The legislation relies heavily on local entities and agencies such as county and other local government entities to develop groundwater sustainability plans. The legislation provides that local groundwater sustainability agencies must ‘consider’ beneficial uses of water in the identified basins. The term ‘consider’ in this context is somewhat ambiguous and non-directive. As we have seen over the years with the California Forest Practice Act’s requirement to give ‘consideration’ to public trust resources, the use of the term ‘consider’ can generate a great deal of debate as to its meaning and what is actually to be required. The legislation gives wide-ranging rulemaking power to local sustainability agencies in order to implement the provisions of these Acts. These powers include the ability to require registration for groundwater extractors, and the ability to establish fees for permits allowing for groundwater extraction.

Of particular concern with the impending legislation is the fact that the entire process has been deemed to be exempt from the provisions of the California Environmental Quality Act (CEQA). What’s more, the legislation is unclear as to what, if any recourse a member of the general public or a public interest group may have to challenge the adequacy of the locally-promulgated groundwater sustainability plans.

There are also questions regarding the funding for these programs. While the proposed law gives the local agencies the right to charge fees for the cost of its groundwater sustainability program, there are no criteria or guidance provided to define the reasonableness or level of fees set.

Additionally, the timelines for designation of high-and-medium priority groundwater management basins, and the promulgation of groundwater sustainability plans are pushed well out into the future. Given the unprecedented drought conditions, and the ongoing extraction of groundwater for domestic and agricultural uses throughout the state, the timelines to achieve compliance with these statues appears to be ‘too little, too late.’

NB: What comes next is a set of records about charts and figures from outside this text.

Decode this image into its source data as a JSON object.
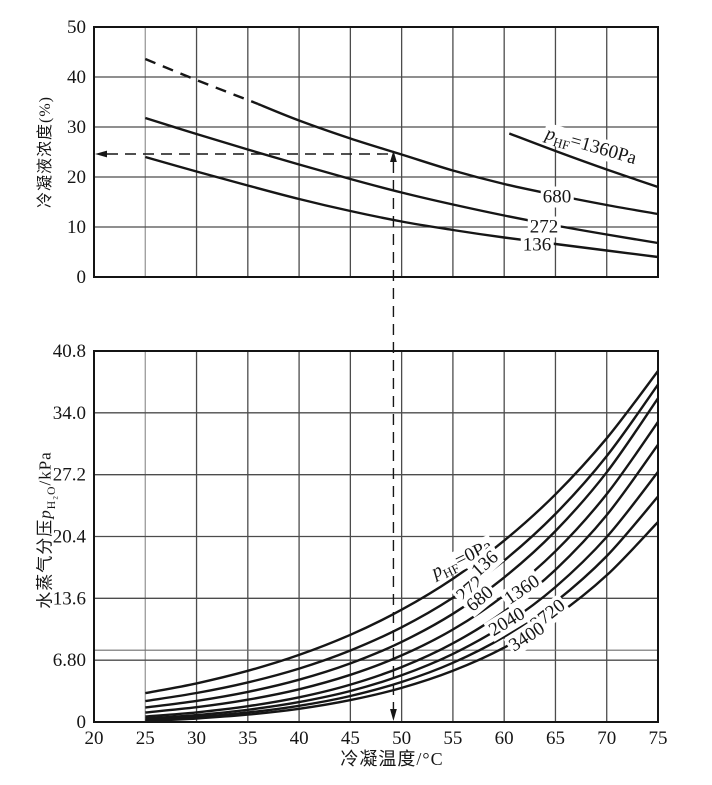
{
  "figure": {
    "kind": "scanned two-panel line chart (HF condensation diagram)",
    "background": "#ffffff"
  },
  "colors": {
    "curve": "#161616",
    "frame": "#141414",
    "grid": "#4c4c4c",
    "grid_light": "#9b9b9b",
    "text": "#161616"
  },
  "axes": {
    "x": {
      "label": "冷凝温度/°C",
      "tick_labels": [
        "20",
        "25",
        "30",
        "35",
        "40",
        "45",
        "50",
        "55",
        "60",
        "65",
        "70",
        "75"
      ]
    },
    "top_y": {
      "label": "冷凝液浓度(%)",
      "tick_labels": [
        "0",
        "10",
        "20",
        "30",
        "40",
        "50"
      ]
    },
    "bottom_y": {
      "label_prefix": "水蒸气分压",
      "label_p": "p",
      "label_sub": "H₂O",
      "label_suffix": "/kPa",
      "tick_labels": [
        "0",
        "6.80",
        "13.6",
        "20.4",
        "27.2",
        "34.0",
        "40.8"
      ]
    }
  },
  "curve_labels": {
    "top": {
      "p": "p",
      "hf_sub": "HF",
      "c1360_rest": "=1360Pa",
      "c680": "680",
      "c272": "272",
      "c136": "136"
    },
    "bottom": {
      "p": "p",
      "hf_sub": "HF",
      "c0_rest": "=0Pa",
      "c136": "136",
      "c272": "272",
      "c680": "680",
      "c1360": "1360",
      "c2040": "2040",
      "c2720": "2720",
      "c3400": "3400"
    }
  },
  "chart_data": [
    {
      "type": "line",
      "position": "top",
      "title": "",
      "xlabel": "冷凝温度/°C",
      "ylabel": "冷凝液浓度(%)",
      "xlim": [
        20,
        75
      ],
      "ylim": [
        0,
        50
      ],
      "x_ticks": [
        20,
        25,
        30,
        35,
        40,
        45,
        50,
        55,
        60,
        65,
        70,
        75
      ],
      "y_ticks": [
        0,
        10,
        20,
        30,
        40,
        50
      ],
      "grid": true,
      "series": [
        {
          "name": "p_HF=1360Pa",
          "style": "solid",
          "x": [
            60.5,
            65,
            70,
            75
          ],
          "y": [
            28.7,
            25.2,
            21.5,
            18.0
          ]
        },
        {
          "name": "p_HF=680Pa",
          "style": "dashed-then-solid",
          "dash_until_x": 36,
          "x": [
            25,
            30,
            35,
            36,
            40,
            45,
            50,
            55,
            60,
            65,
            70,
            75
          ],
          "y": [
            43.6,
            39.4,
            35.4,
            34.6,
            31.3,
            27.7,
            24.5,
            21.3,
            18.6,
            16.4,
            14.4,
            12.6
          ]
        },
        {
          "name": "p_HF=272Pa",
          "style": "solid",
          "x": [
            25,
            30,
            35,
            40,
            45,
            50,
            55,
            60,
            65,
            70,
            75
          ],
          "y": [
            31.8,
            28.6,
            25.5,
            22.5,
            19.6,
            16.9,
            14.5,
            12.3,
            10.3,
            8.5,
            6.8
          ]
        },
        {
          "name": "p_HF=136Pa",
          "style": "solid",
          "x": [
            25,
            30,
            35,
            40,
            45,
            50,
            55,
            60,
            65,
            70,
            75
          ],
          "y": [
            24.0,
            21.1,
            18.3,
            15.6,
            13.2,
            11.1,
            9.4,
            7.9,
            6.6,
            5.3,
            4.0
          ]
        }
      ],
      "annotation_guide": {
        "temperature_c": 49.2,
        "concentration_pct": 24.6,
        "style": "dashed arrows"
      }
    },
    {
      "type": "line",
      "position": "bottom",
      "title": "",
      "xlabel": "冷凝温度/°C",
      "ylabel": "水蒸气分压p_H2O/kPa",
      "xlim": [
        20,
        75
      ],
      "ylim": [
        0,
        40.8
      ],
      "x_ticks": [
        20,
        25,
        30,
        35,
        40,
        45,
        50,
        55,
        60,
        65,
        70,
        75
      ],
      "y_ticks": [
        0,
        6.8,
        13.6,
        20.4,
        27.2,
        34.0,
        40.8
      ],
      "extra_hline": 7.9,
      "grid": true,
      "series": [
        {
          "name": "p_HF=0Pa",
          "x": [
            25,
            30,
            35,
            40,
            45,
            50,
            55,
            60,
            65,
            70,
            75
          ],
          "y": [
            3.17,
            4.25,
            5.63,
            7.38,
            9.59,
            12.35,
            15.76,
            19.95,
            25.04,
            31.2,
            38.6
          ]
        },
        {
          "name": "p_HF=136Pa",
          "x": [
            25,
            30,
            35,
            40,
            45,
            50,
            55,
            60,
            65,
            70,
            75
          ],
          "y": [
            2.3,
            3.19,
            4.35,
            5.87,
            7.86,
            10.41,
            13.66,
            17.76,
            22.89,
            29.24,
            37.1
          ]
        },
        {
          "name": "p_HF=272Pa",
          "x": [
            25,
            30,
            35,
            40,
            45,
            50,
            55,
            60,
            65,
            70,
            75
          ],
          "y": [
            1.6,
            2.32,
            3.31,
            4.65,
            6.44,
            8.81,
            11.9,
            15.9,
            21.0,
            27.46,
            35.6
          ]
        },
        {
          "name": "p_HF=680Pa",
          "x": [
            25,
            30,
            35,
            40,
            45,
            50,
            55,
            60,
            65,
            70,
            75
          ],
          "y": [
            1.05,
            1.63,
            2.45,
            3.6,
            5.19,
            7.32,
            10.17,
            13.93,
            18.78,
            25.06,
            33.0
          ]
        },
        {
          "name": "p_HF=1360Pa",
          "x": [
            25,
            30,
            35,
            40,
            45,
            50,
            55,
            60,
            65,
            70,
            75
          ],
          "y": [
            0.6,
            1.06,
            1.74,
            2.72,
            4.11,
            6.04,
            8.65,
            12.15,
            16.75,
            22.75,
            30.5
          ]
        },
        {
          "name": "p_HF=2040Pa",
          "x": [
            25,
            30,
            35,
            40,
            45,
            50,
            55,
            60,
            65,
            70,
            75
          ],
          "y": [
            0.38,
            0.76,
            1.34,
            2.19,
            3.41,
            5.14,
            7.49,
            10.65,
            14.85,
            20.34,
            27.5
          ]
        },
        {
          "name": "p_HF=2720Pa",
          "x": [
            25,
            30,
            35,
            40,
            45,
            50,
            55,
            60,
            65,
            70,
            75
          ],
          "y": [
            0.22,
            0.54,
            1.04,
            1.78,
            2.86,
            4.4,
            6.51,
            9.38,
            13.22,
            18.25,
            24.8
          ]
        },
        {
          "name": "p_HF=3400Pa",
          "x": [
            25,
            30,
            35,
            40,
            45,
            50,
            55,
            60,
            65,
            70,
            75
          ],
          "y": [
            0.12,
            0.39,
            0.81,
            1.45,
            2.41,
            3.75,
            5.63,
            8.18,
            11.62,
            16.13,
            22.0
          ]
        }
      ]
    }
  ]
}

Finally, the state’s role in this process provides little actual oversight; while DWR may review plans, it need do so only within two years after submission, and then only provide an “assessment.” There is no clear criteria to permit the public to initiate a challenge to an adopted plan.

EPIC supports the concept of sustainable groundwater management, but the currently proposed legislation simply falls short due to its lack of public oversight, and absence of enforceable mechanisms that would regulate water in a way to ensure the conservation of resources. EPIC will continue to advocate for stronger sustainable groundwater management provisions that comply with existing environmental laws, and which provide for adequate oversight from the state and the general public.